Im trying to get the userid (james) in one table userstuff to appear as foreign key in my otherstuff table. Yet when I query it returns None.
So far I have tried:
Code
import sqlite3 as sq
class DATAB:
def __init__(self):
self.conn = sq.connect("Atest.db")
self.conn.execute("pragma foreign_keys")
self.c = self.conn.cursor()
self.createtable()
self.defaultdata()
self.show_details() # NOTE DEFAULT DATA ALREADY RAN
def createtable(self):
self.c.execute("CREATE TABLE IF NOT EXISTS userstuff("
"userid TEXT NOT NULL PRIMARY KEY,"
" password TEXT)")
self.c.execute("CREATE TABLE IF NOT EXISTS otherstuff("
"anotherid TEXT NOT NULL PRIMARY KEY,"
"password TEXT,"
"user_id TEXT REFERENCES userstuff(userid))")
def defaultdata(self):
self.c.execute("INSERT INTO userstuff (userid, password) VALUES (?, ?)", ('james', 'password'))
self.c.execute("INSERT INTO otherstuff (anotherid, password, user_id) VALUES (?, ?, ?)",('aname', 'password', 'james'))
self.conn.commit()
def show_details(self):
self.c.execute("SELECT user_id FROM otherstuff, userstuff WHERE userstuff.userid=james AND userstuff.userid=otherstuff.user_id")
print(self.c.fetchall())
self.conn.commit()
import test2 as ts
x = ts.DATAB()
Many thanks
Upvotes: 1
Views: 1793
Reputation: 180020
A foreign key constraint is just that, a constraint.
This means that it prevents you from inserting data that would violate the constraint; in this case, it would prevent you from inserting a non-NULL user_id
value that does not exist in the parent table.

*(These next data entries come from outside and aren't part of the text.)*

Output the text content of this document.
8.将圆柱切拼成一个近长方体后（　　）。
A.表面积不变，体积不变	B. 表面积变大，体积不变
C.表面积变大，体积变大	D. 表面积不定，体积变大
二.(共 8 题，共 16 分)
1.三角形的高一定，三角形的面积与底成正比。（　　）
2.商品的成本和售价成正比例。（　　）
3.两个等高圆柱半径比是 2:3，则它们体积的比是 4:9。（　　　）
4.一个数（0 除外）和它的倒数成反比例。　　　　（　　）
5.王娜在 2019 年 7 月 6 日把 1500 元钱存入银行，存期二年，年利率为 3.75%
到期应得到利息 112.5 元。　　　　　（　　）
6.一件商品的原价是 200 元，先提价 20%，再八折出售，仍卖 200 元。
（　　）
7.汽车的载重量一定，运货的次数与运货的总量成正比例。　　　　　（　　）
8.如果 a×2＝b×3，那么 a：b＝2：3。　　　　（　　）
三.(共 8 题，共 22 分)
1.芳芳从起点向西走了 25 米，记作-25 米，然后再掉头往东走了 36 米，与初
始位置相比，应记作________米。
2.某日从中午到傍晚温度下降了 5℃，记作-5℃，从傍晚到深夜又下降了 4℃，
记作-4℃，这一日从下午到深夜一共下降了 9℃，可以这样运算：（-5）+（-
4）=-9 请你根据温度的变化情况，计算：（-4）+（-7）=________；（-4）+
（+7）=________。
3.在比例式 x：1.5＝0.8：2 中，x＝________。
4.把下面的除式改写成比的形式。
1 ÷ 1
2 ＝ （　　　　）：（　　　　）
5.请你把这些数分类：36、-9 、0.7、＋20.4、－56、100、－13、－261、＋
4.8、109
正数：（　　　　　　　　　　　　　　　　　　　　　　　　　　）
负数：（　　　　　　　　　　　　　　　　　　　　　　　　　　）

By default, foreign key constraints allow NULL values. If you want to prevent userstuff
rows without a parent row, add a NOT NULL constraint to the user_id
column.
In any case, a constraint does not magically generate data (and the database cannot know which ID you want). If you want to reference a specific row of the parent table, you have to insert its ID.